Merkel’s latest evasive action centres on another woman in her party, Erika Steinbach. Ostensibly, it’s a relatively minor issue about a seat on the board of a new museum about the plight of German World War Two refugees. But in reality it is an issue that reverberates deeply in Merkel’s conservative party as well as across Germany’s eastern border in Poland.
The League of Expellees, a powerful force in Merkel’s party, wants their leader Steinbach, who is a conservative member of parliament, on the museum’s board. Merkel’s past and present coalition partners have vetoed Steinbach (pictured above with Merkel) because of Poland’s objections to the woman with controversial views in the past on the German-Poland border and Poland’s membership in the European Union.
So what does Merkel do? She sits it all out and puts off any decision. That was her strategy when the issue came up earlier and this is now the sequel to the earlier round of the unfinished business.

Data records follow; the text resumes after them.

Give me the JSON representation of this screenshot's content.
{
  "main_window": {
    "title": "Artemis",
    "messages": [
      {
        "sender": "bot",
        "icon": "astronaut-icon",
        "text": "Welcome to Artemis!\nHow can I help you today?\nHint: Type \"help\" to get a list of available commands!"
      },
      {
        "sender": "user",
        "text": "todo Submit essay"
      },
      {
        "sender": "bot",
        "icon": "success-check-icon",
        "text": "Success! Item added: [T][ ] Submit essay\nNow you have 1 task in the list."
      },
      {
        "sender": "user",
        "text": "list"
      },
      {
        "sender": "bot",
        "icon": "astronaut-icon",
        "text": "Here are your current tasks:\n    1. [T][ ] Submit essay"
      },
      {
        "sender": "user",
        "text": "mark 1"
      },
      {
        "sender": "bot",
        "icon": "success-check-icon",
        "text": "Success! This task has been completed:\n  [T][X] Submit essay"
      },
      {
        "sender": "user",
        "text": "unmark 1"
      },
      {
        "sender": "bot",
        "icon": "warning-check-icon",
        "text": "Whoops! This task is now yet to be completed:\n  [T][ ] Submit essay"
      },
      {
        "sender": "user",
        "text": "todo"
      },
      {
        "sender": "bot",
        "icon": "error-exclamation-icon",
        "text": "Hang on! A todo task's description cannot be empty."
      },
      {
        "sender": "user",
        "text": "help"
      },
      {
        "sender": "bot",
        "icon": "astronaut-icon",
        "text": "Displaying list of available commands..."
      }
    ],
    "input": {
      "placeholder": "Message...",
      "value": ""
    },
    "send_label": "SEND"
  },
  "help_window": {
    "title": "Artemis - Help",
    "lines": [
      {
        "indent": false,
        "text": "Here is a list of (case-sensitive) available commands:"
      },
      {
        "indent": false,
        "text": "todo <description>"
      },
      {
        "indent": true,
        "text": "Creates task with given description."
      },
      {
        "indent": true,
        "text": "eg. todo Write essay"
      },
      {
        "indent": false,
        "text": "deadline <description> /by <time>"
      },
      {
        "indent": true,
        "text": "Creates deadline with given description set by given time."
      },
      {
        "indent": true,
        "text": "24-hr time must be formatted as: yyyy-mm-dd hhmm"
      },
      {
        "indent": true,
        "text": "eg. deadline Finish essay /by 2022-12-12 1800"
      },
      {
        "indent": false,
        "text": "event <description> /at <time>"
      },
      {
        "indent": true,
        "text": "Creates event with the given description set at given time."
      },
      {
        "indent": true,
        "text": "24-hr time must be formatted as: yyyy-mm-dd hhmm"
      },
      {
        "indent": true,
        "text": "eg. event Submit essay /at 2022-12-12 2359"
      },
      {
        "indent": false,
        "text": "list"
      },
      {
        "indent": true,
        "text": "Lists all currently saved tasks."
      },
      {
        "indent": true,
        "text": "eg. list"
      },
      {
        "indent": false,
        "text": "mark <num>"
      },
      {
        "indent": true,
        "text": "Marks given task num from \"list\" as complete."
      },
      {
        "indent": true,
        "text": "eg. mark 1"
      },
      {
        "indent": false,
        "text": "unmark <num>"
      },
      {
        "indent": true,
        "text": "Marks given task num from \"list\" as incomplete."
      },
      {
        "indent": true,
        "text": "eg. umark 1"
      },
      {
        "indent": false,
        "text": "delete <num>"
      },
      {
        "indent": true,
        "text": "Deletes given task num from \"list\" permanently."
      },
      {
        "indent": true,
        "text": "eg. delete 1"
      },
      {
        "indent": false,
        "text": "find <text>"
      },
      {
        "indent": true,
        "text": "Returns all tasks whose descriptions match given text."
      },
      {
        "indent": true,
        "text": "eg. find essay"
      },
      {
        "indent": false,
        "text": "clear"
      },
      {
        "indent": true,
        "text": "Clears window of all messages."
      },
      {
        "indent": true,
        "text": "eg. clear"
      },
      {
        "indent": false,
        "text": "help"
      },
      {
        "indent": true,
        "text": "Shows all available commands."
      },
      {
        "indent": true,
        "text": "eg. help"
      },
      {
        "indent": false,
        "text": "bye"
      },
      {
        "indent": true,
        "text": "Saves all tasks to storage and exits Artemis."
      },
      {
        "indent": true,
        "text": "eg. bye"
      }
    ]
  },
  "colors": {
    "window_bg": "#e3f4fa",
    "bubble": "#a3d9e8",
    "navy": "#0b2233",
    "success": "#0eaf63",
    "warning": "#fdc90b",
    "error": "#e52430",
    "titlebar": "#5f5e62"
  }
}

Frank-Walter Steinmeier, a leader in the opposition Social Democrats who was Merkel’s foreign minister for the last four years, understands well her reluctance to take a stance on controversial issues at home. In a German TV interview on Thursday he put the finger in the wound and said: “Mrs. Merkel has to make up her mind.”
The situation is turning into a farce. Both Merkel and the League say it is the other side that has to make a decision.
There have been a number of other occasions where Merkel’s voice went oddly silent. She calls on other countries to cut greenhouse gas emissions but ducks questions about introducing a speed limit on Germany’s motorways that could cut emissions by 5-10 percent overnight. She first agreed to introduce a minimum wage in Germany with her Social Democrat coalition partners but did a quick U-turn when her party refused to go along.
A year ago as the financial crisis was engulfing Europe and the world, Merkel faced withering criticism for her overly cautious response initially. Der Spiegel called her “Angela Mutlos” (Angela Faint-hearted) and acussed her of ”dangerous dithering”. It wrote: “Merkel has always been quiet, reticent, cautious. Merkel has failed to lead her country through a time of uncertainty.” At the time she also first refused to consider cutting taxes to stimulate growth but reversed course under pressure from powerful barons in her party with a series of small steps and was suddenly in favour of tax cuts a few weeks later.
Last month, in coalition talks for a new centre-right government, Merkel kept going out the back door to avoid journalists each evening and remained silent when a controversy erupted over her government’s short-lived proposal to create a shadow budget to borrow 50 billion euros. This week Der Spiegel published a story on her powerful Finance Minister Wolfgang Schaeuble, who said that Merkel’s weakness is she likes to surround herself with yes men.
So is Merkel really the world’s most powerful woman?